Health insurance can be used by anyone for getting the medical help in case of ill health. Different companies are providing this insurance. Both the government organizations and the private organizations are providing this type of insurances. Firms and also the individuals can purchase this type of insurance. Several social welfare organizations are also providing this insurances.
There are two major categories in the health insurance. They are the traditional and the managed care insurances. Different plans are being included in this two types of insurances. Generally, four plans will come under this insurances. They are:
There are two major categories in the health insurance. They are the traditional and the managed care insurances. Different plans are being included in this two types of insurances. Generally, four plans will come under this insurances. They are:
- Traditional health insurance
- Point of Service plans
- Preferred Provider Organizations
- Health Maintenance organizations
Depending upon the preferences and needs of health covers these plans are used.
Traditional Health Insurance: This type of insurance is being used from the past 30 years. This is also termed as the fee for service. Some deductible amount should be paid by the person then the majority of the amount will be paid by the insurance company. It is more expensive when compared to other types of plans. Out of pocket expenses i.e. Large medical bills can be reduced using this traditional health insurance. Because of the advances in the medical technologies the insurance companies are also changing their plans to manage care.
Managed Care: Most of the people, who use private health insurance are provided with different managed care plans. Although, different plans have their own importance, all of them will involve the same arrangement between the insurer and the network of health care providers. The managed care plans offer financial incentives to the police holder for using the health care providers.
Preferred provider organizations: It provides low fee for in-network health care providers. Financial incentives are given for the insured people who are within the network. But here the preventive care services are not being provided. For the in-network doctor the co-pay will be low for the in network person. But, for the out network provider the co-pay will be high. It is less flexible when compared with the traditional insurance and more flexible when compared with the HMO.
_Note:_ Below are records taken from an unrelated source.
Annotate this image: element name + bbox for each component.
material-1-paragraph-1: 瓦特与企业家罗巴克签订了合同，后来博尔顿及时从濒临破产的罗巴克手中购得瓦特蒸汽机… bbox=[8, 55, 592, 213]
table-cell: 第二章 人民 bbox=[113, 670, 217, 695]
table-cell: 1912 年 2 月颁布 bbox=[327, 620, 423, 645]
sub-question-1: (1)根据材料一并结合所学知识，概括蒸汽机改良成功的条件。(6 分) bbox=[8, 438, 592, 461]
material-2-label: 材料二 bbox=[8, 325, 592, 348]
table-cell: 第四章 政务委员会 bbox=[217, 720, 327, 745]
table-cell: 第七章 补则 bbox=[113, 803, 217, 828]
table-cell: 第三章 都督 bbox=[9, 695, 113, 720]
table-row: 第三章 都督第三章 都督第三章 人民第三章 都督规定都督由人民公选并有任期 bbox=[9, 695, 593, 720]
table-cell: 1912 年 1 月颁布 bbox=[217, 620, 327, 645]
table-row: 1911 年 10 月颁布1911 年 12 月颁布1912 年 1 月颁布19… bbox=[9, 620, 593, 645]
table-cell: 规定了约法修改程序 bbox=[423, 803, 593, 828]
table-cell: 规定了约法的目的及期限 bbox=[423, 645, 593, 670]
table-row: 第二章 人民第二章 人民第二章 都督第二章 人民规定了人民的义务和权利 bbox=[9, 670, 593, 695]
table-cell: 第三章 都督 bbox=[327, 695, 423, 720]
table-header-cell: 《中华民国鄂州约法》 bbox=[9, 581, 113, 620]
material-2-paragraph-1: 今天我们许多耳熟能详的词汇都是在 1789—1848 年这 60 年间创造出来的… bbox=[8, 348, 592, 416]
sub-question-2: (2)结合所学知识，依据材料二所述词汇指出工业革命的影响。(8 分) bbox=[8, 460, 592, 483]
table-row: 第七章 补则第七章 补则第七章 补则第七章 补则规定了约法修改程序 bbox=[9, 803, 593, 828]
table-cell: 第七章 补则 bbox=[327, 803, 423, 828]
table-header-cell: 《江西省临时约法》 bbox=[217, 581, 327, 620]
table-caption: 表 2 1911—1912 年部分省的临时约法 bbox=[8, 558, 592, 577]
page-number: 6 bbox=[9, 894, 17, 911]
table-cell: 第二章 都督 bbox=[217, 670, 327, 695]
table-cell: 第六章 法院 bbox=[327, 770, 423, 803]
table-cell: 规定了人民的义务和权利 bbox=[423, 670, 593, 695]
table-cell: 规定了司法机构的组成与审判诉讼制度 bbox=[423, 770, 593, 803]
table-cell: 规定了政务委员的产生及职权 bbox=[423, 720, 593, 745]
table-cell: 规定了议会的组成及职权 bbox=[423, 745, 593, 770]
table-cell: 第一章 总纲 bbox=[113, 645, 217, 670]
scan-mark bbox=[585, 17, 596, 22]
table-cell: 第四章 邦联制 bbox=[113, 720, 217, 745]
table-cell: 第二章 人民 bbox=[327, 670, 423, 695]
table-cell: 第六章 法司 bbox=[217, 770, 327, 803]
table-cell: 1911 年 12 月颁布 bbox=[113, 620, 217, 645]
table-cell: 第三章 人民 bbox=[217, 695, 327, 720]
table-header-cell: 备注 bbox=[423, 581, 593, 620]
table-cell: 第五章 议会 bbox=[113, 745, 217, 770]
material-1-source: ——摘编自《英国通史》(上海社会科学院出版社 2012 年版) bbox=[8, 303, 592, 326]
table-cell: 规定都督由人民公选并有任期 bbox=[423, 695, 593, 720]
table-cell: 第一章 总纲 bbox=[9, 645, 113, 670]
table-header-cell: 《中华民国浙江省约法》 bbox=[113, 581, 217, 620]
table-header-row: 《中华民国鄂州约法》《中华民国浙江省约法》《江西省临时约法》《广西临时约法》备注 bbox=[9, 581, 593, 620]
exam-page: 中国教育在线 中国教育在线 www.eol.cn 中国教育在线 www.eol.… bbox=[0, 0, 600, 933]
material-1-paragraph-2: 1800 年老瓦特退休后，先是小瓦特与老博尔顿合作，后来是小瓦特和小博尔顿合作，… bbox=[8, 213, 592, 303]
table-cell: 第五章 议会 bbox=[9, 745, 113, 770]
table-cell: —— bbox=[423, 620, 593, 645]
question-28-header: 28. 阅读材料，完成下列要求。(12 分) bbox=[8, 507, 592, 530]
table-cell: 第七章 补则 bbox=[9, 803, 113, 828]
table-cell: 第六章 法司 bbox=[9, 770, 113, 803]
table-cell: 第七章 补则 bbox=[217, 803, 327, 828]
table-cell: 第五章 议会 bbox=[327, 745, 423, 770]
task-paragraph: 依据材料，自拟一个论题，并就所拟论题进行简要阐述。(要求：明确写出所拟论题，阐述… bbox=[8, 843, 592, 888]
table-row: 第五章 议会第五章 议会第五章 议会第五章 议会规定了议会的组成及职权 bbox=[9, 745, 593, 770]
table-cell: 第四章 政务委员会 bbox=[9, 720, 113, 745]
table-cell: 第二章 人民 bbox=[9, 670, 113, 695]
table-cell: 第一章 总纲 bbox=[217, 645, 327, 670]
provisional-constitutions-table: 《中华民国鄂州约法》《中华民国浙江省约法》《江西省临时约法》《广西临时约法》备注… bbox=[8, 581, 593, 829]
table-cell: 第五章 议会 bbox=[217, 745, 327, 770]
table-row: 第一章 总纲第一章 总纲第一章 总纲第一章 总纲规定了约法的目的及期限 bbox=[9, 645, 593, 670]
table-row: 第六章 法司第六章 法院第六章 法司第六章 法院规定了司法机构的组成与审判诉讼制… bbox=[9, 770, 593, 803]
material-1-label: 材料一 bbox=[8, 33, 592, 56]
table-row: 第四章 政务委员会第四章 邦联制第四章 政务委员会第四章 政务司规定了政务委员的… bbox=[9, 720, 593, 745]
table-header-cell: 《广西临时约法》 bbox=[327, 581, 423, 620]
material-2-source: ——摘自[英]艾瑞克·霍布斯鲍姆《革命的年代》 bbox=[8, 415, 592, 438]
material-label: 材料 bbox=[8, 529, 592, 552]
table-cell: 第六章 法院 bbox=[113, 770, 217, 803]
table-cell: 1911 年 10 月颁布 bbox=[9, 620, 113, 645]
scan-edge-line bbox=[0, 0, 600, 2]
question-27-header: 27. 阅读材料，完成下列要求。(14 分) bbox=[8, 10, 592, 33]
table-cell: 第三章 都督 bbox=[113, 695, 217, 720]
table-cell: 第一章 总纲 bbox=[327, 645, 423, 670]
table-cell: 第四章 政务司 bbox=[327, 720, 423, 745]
Health Maintenance Organization(HMO): Only small co-pay is required to be paid and there is no need of any deduction every year. This is least flexible plan, the medical expenses will be covered if you go to the provider in their organization. Before entering into the hospital for getting checked with the specialist, the primary physician will take care of you.
Point of service(POS): This insurance plan is just like the HMO. But here in this plan, you can see even the physicians which are not in the network, in turn you have to pay the some share of the charge which are deductible. There are some restrictions for the services of out network when we choose the POS plans like organ transplants, mental health etc.,
Apart from the other plans, there is one more plan which is same as the HMO and here unless it is an emergency, the expenses are covered within the network.
These are the different types of insurances and organizations that provide the insurances.
Traditional Health Insurance: This type of insurance is being used from the past 30 years. This is also termed as the fee for service. Some deductible amount should be paid by the person then the majority of the amount will be paid by the insurance company. It is more expensive when compared to other types of plans. Out of pocket expenses i.e. Large medical bills can be reduced using this traditional health insurance. Because of the advances in the medical technologies the insurance companies are also changing their plans to manage care.
Managed Care: Most of the people, who use private health insurance are provided with different managed care plans. Although, different plans have their own importance, all of them will involve the same arrangement between the insurer and the network of health care providers. The managed care plans offer financial incentives to the police holder for using the health care providers.
Preferred provider organizations: It provides low fee for in-network health care providers. Financial incentives are given for the insured people who are within the network. But here the preventive care services are not being provided. For the in-network doctor the co-pay will be low for the in network person. But, for the out network provider the co-pay will be high. It is less flexible when compared with the traditional insurance and more flexible when compared with the HMO.
Health Maintenance Organization(HMO): Only small co-pay is required to be paid and there is no need of any deduction every year. This is least flexible plan, the medical expenses will be covered if you go to the provider in their organization. Before entering into the hospital for getting checked with the specialist, the primary physician will take care of you.
Point of service(POS): This insurance plan is just like the HMO. But here in this plan, you can see even the physicians which are not in the network, in turn you have to pay the some share of the charge which are deductible. There are some restrictions for the services of out network when we choose the POS plans like organ transplants, mental health etc.,
Apart from the other plans, there is one more plan which is same as the HMO and here unless it is an emergency, the expenses are covered within the network.
These are the different types of insurances and organizations that provide the insurances.